What is a WordPress Pingback attack
WordPress is a blog platform developed using the PHP language, and pingback is a plug-in of WordPress. Hackers can use pingback to initiate WordPress Pingback attacks against the website.
After suffering from the WordPress attack, you can see a lot of requests with User-Agent containing WordPress and pingback on the server log.
As a variant of HTTP flood attack, WordPress Pingback attacks typically have the following symptoms: slow webpage loading, excessive server CPU consumption, response/data loss, and so on.
How to use WAF for defense
Note: The WordPress Pingback attack defense is only supported for the Business and Enterprise editions of WAF.
Log on to the WAF console, and access the Website Configuration page.

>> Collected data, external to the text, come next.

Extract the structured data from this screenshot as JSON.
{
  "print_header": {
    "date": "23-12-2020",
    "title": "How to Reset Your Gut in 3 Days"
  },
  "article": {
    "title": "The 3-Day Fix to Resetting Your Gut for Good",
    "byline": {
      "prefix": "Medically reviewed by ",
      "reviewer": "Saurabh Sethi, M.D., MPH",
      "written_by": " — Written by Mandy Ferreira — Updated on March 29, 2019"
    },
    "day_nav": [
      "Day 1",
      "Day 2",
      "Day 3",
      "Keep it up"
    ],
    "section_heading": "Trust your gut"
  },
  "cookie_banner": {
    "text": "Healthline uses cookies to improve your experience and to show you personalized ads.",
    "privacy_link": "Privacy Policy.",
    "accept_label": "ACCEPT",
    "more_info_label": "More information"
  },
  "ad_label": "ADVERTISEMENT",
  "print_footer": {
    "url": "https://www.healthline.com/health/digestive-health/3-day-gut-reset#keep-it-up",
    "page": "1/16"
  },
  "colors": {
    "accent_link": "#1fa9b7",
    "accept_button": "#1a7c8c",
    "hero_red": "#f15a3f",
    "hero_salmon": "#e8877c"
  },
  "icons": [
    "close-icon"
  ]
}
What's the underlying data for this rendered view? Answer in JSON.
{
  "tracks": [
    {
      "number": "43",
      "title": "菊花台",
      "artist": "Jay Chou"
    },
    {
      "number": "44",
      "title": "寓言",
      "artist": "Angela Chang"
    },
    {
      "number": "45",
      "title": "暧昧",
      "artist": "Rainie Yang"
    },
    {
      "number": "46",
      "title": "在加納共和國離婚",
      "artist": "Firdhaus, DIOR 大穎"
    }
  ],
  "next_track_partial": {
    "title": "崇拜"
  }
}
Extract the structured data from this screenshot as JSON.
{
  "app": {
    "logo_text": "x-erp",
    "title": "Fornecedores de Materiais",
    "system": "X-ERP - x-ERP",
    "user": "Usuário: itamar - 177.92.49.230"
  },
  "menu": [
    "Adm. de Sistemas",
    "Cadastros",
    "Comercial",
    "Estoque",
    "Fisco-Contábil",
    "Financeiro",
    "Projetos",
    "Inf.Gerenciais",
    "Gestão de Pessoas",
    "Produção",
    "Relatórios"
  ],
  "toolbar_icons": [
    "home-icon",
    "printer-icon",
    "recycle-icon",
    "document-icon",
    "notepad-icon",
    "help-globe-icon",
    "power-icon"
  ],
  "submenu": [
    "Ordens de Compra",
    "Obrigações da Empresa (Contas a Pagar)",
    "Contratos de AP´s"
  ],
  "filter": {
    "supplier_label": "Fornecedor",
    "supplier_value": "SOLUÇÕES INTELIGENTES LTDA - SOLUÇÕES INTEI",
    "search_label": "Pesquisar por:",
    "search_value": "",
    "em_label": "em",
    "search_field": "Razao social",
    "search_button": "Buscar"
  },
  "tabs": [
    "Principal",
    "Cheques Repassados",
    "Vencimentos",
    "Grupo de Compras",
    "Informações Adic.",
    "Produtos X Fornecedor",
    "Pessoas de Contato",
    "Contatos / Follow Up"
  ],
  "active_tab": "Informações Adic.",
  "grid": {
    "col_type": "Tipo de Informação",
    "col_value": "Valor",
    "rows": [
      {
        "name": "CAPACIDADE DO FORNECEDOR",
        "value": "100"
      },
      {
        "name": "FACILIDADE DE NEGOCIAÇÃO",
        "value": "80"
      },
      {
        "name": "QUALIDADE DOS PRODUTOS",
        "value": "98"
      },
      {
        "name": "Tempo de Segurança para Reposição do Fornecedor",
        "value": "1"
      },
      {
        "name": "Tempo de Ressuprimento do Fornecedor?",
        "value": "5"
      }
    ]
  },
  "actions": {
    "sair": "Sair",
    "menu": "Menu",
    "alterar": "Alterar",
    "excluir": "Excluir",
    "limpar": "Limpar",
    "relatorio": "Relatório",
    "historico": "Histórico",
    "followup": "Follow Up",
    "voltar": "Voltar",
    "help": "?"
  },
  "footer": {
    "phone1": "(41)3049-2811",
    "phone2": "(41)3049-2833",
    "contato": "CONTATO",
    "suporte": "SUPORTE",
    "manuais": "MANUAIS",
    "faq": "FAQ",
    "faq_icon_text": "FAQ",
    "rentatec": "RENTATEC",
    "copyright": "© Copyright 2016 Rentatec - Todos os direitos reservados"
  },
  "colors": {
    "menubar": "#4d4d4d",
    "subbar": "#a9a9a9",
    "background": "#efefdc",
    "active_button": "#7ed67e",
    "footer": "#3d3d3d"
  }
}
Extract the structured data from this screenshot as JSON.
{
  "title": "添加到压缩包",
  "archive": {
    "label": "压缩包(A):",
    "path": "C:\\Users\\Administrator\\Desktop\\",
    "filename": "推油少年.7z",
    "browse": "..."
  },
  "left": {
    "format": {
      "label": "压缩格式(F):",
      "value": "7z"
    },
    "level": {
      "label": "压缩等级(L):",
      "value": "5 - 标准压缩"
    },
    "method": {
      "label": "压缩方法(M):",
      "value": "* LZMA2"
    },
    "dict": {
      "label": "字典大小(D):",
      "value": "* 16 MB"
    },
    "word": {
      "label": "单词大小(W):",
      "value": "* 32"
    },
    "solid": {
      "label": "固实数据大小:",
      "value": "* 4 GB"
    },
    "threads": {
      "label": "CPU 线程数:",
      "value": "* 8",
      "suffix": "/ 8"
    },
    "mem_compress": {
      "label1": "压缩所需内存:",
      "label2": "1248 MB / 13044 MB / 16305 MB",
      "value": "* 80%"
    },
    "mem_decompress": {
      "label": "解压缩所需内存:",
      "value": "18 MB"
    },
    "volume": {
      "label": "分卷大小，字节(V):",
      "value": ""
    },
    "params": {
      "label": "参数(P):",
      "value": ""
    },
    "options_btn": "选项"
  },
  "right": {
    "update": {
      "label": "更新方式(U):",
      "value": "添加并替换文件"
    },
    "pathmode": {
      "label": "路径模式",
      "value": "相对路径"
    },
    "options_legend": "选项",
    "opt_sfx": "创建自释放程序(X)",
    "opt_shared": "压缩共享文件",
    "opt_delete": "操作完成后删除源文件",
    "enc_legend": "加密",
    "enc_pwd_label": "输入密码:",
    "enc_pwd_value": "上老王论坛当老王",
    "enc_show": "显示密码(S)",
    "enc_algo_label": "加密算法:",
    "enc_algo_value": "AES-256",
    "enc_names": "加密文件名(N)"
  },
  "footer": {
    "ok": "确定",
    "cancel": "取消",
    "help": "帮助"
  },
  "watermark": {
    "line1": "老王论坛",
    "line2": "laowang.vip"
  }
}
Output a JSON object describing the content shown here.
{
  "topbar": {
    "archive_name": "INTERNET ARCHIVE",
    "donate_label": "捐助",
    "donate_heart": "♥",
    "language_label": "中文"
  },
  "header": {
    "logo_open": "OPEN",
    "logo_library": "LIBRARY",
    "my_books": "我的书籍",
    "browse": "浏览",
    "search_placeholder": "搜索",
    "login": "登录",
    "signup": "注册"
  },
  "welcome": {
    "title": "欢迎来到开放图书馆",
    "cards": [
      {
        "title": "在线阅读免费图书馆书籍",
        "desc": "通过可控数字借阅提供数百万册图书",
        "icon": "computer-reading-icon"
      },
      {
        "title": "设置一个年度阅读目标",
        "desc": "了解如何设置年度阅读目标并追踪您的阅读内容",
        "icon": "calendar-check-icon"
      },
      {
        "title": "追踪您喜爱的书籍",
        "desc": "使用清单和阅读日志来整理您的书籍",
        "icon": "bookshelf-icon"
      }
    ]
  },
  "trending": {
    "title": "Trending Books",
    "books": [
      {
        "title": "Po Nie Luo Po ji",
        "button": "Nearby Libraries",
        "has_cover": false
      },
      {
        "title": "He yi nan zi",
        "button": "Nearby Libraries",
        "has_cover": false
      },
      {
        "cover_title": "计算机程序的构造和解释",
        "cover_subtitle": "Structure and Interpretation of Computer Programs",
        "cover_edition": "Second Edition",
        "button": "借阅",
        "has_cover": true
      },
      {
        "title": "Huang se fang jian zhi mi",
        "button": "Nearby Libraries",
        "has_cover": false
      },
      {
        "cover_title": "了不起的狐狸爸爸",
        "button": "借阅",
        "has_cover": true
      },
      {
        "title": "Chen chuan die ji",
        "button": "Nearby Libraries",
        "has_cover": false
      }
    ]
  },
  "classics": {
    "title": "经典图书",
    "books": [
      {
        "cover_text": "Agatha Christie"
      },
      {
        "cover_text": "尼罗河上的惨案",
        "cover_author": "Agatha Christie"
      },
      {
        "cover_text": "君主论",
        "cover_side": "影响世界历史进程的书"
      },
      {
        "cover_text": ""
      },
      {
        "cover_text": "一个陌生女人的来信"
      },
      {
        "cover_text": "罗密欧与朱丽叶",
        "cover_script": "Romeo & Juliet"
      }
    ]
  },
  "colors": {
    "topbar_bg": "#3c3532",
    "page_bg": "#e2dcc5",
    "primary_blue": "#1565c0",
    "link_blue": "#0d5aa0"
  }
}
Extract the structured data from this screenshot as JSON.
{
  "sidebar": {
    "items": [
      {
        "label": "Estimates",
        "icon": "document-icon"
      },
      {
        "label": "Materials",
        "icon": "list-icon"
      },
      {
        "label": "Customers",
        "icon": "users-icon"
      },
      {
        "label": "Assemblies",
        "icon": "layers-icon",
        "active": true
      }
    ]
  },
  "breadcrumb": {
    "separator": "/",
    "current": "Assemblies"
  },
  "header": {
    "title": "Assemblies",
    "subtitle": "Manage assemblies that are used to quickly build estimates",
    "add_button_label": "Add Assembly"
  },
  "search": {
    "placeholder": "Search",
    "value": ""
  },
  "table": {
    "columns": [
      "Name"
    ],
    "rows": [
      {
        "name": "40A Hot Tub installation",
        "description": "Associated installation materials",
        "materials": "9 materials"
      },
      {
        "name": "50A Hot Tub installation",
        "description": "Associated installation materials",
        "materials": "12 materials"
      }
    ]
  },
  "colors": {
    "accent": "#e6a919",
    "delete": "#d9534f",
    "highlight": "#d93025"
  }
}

Locate the domain name for protection, and then click Policies under its Operation column.
Enable HTTP ACL Policy and click Settings.
Click Add Rule, and add the following access control rules respectively.
Block the access containing pingback in User-Agent.
- Rule name: wp1
- Matching field: User-Agent
- Logical operator: Includes
- Matching content: pingback
- Action: Block
Block the access containing WordPress in User-Agent.
- Rule name: wp2
- Matching field: User-Agent
- Logical operator: Includes
- Matching content: WordPress
- Action: Block
Note: You must add both the rules separately.